Title: DIARRHEA-INDUCING ESCHERICHIA COLI

Authors
item SMITH, JAMES
item SMITH, JAMES
item FRATAMICO, PINA

Submitted to: Book Chapter
Publication Type: Book / Chapter
Publication Acceptance Date: November 15, 2004
Publication Date: January 1, 2005
Citation: Smith, J.L., Fratamico, P.M. 2005. Diarrhea-inducing escherichia coli. Book Chapter. Caister Academic Press, Norfolk, UK p. 357-382.

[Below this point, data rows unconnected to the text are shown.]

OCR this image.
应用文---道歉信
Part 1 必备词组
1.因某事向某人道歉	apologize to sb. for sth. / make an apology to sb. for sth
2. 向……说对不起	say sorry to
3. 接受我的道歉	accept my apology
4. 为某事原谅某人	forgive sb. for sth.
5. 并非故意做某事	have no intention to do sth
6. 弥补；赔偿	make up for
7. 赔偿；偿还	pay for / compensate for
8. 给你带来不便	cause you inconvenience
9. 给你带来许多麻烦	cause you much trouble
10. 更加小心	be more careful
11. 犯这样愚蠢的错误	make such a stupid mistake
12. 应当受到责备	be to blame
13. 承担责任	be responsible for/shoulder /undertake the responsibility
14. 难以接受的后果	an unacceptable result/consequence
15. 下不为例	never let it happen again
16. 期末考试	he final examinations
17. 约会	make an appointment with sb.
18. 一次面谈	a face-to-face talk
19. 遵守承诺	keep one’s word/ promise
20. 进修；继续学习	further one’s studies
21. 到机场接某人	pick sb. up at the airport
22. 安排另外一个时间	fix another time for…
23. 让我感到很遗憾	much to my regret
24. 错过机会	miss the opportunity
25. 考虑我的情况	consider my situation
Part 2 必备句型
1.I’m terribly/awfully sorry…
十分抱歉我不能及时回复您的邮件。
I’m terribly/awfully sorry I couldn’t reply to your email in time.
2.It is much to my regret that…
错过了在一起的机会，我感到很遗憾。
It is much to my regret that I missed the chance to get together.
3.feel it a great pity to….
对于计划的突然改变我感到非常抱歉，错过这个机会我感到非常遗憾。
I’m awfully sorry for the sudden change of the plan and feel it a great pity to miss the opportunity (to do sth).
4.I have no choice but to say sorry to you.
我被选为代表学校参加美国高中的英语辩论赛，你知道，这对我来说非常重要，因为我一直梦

Technical Abstract: More information is available concerning Escherichia coli than any other organism, thus making E. coli the most thoroughly studied species in the microbial world. For many years, E. coli was considered a commensal of human and animal intestinal tracts with low virulence potential. Today, it is well known that many strains of E. coli act as pathogens that cause serious gastrointestinal diseases and even death in humans. There are six major categories of E. coli strains that cause enteric diseases in humans including: (1) enterohemorrhagic E. coli, which cause hemorrhagic colitis and hemolytic uremic syndrome, (2) enterotoxigenic E. coli, which induce traveler's diarrhea, (3) enteropathogenic E. coli, which causes a persistent diarrhea in children living in developing countries, (4) enteroaggregative E. coli, which provoke diarrhea in children, (5) enteroinvasive E. coli that is biochemically and genetically related to Shigella species and can induce diarrhea, and (6) diffusely adherent E. coli, which cause diarrhea and is distinguished by a characteristic type of adherence to mammalian cells. Genomic studies on the diarrhea-inducing E. coli have provided much information on the nature of the pathogenic mechanisms of these organisms and have provided information that can be used to design techniques for the detection of specific E. coli strains. In spite of extensive study, more information is needed concerning the interaction of the human host with pathogenic E. coli.